Le compte à rebours touche à sa fin. Ce jeudi, le mythique stade Azteca de Mexico accueillera le coup d’envoi de la Coupe du monde 2026, première édition organisée conjointement par le Mexique, les États-Unis et le Canada. Avant l’entrée en scène du Mexique et de l’Afrique du Sud dans le match d’ouverture, des millions de téléspectateurs à travers le monde auront les yeux rivés sur une cérémonie conçue pour marquer l’ouverture d’un tournoi déjà annoncé comme celui de tous les records.
La musique occupera une place centrale dans ce spectacle inaugural. La chanteuse colombienne Shakira et la star nigériane Burna Boy interpréteront « Dai Dai », l’hymne officiel de la compétition.

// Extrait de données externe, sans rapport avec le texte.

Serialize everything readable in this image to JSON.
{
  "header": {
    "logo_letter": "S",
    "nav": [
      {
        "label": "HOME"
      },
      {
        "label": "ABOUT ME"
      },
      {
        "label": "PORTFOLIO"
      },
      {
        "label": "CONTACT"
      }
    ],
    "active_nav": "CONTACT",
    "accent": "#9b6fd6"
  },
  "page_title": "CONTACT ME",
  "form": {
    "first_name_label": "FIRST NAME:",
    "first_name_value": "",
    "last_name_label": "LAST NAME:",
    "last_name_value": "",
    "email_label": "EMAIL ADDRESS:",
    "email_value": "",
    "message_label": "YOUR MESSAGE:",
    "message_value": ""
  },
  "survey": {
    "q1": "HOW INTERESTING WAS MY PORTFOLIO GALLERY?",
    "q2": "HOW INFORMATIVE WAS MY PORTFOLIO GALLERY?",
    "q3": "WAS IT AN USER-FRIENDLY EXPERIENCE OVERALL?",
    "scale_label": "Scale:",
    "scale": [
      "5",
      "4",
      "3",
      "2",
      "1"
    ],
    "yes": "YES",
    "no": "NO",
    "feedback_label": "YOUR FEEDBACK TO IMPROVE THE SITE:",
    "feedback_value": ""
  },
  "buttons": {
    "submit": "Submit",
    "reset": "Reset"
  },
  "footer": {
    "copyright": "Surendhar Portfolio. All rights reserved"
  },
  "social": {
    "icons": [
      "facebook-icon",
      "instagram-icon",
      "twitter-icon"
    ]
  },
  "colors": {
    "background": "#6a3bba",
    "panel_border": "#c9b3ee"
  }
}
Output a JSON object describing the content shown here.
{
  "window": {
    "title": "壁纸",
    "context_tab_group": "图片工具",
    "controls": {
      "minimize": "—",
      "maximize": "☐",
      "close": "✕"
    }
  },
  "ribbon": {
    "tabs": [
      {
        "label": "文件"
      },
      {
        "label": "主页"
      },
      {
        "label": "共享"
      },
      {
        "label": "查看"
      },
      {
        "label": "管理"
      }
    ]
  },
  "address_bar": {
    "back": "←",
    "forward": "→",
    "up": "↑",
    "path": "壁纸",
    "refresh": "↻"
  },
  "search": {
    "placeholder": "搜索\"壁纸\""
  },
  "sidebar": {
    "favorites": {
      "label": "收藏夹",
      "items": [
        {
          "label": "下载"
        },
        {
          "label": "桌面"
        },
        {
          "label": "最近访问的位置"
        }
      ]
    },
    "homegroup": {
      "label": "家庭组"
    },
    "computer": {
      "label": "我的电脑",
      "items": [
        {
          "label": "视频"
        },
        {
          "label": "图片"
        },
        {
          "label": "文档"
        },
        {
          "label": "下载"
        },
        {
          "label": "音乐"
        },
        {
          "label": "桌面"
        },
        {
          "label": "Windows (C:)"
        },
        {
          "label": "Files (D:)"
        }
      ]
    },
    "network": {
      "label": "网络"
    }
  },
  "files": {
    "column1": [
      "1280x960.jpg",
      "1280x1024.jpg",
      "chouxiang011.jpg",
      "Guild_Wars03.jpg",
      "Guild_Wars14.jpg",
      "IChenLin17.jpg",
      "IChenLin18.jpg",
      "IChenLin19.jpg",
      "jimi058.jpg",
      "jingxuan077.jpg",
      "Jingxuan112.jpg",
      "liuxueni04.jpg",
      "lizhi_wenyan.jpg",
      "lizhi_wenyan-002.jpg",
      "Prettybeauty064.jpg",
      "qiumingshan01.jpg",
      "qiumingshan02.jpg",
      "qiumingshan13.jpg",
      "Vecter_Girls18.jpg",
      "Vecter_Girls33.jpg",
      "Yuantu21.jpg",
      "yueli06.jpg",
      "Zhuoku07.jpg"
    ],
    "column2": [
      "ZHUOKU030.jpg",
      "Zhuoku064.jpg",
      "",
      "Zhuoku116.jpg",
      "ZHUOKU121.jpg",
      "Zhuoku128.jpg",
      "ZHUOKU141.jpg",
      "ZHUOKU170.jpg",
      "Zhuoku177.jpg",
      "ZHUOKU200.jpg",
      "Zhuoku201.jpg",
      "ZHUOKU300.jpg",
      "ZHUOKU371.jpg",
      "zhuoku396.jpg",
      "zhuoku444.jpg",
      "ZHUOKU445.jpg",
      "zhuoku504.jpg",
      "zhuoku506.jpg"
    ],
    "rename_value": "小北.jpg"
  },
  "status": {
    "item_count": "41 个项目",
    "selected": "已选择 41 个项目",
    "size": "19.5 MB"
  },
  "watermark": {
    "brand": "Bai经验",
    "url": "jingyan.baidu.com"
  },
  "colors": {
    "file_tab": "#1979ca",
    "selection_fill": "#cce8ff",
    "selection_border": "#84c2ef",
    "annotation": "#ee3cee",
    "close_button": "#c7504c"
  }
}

Ils seront rejoints par J Balvin ainsi que par le groupe mexicain Maná, tandis que plusieurs centaines de danseurs et de mariachis feront vibrer l’enceinte mythique de Mexico à travers une mise en scène inspirée de l’histoire, des traditions et de la diversité culturelle du pays.
Le choix du stade Azteca n’a rien d’anodin. L’enceinte mexicaine devient la première de l’histoire à accueillir le match d’ouverture de trois Coupes du monde, après les éditions de 1970 et de 1986. Un symbole fort pour lancer une compétition qui ouvre un nouveau chapitre du football mondial.
Après les festivités de Mexico, la FIFA poursuivra les célébrations dans les deux autres pays organisateurs. Toronto accueillera vendredi une cérémonie dédiée au Canada avant la rencontre entre les Canadiens et la Bosnie-Herzégovine. Le même jour, Los Angeles donnera le coup d’envoi de la compétition sur le sol américain avec un spectacle musical annoncé autour de Katy Perry et Future avant le duel entre les États-Unis et le Paraguay.
Cette édition 2026 marque un tournant dans l’histoire du tournoi. Pour la première fois, 48 nations participeront à la phase finale, contre 32 lors des précédentes éditions. Au total, 104 rencontres seront disputées entre le 11 juin et le 19 juillet dans plusieurs villes réparties à travers l’Amérique du Nord.
Le nouveau format prévoit douze groupes de quatre équipes. Les deux premiers de chaque groupe ainsi que les huit meilleurs troisièmes accéderont aux seizièmes de finale. Une formule qui augmente considérablement le nombre de matchs et ouvre davantage la compétition à de nouvelles nations issues d’Afrique, d’Asie ou encore d’Amérique du Nord.
Parmi les affiches les plus attendues de cette phase de groupes figure le choc entre le Maroc et le Brésil, prévu le 13 juin au MetLife Stadium dans le New Jersey. Demi-finalistes du Mondial 2022, les Lions de l’Atlas entameront leur campagne face à la Seleção avant d’affronter l’Écosse puis Haïti dans le groupe C.
Cette entrée en matière permettra aux hommes de Mohamed Ouahbi de mesurer immédiatement leurs ambitions dans une compétition où chaque détail comptera dans la course à la qualification.
Au-delà du terrain, la FIFA mise sur un dispositif technologique renforcé pour accompagner l’organisation du tournoi. Intelligence artificielle, outils de gestion en temps réel, technologie semi-automatique du hors-jeu et assistance vidéo à l’arbitrage occuperont une place centrale dans le déroulement de la compétition.
Jamais une Coupe du monde n’aura mobilisé autant de moyens humains, logistiques et technologiques. Entre spectacle, innovation et enjeux sportifs, le Mondial 2026 s’apprête à ouvrir une nouvelle ère du football mondial.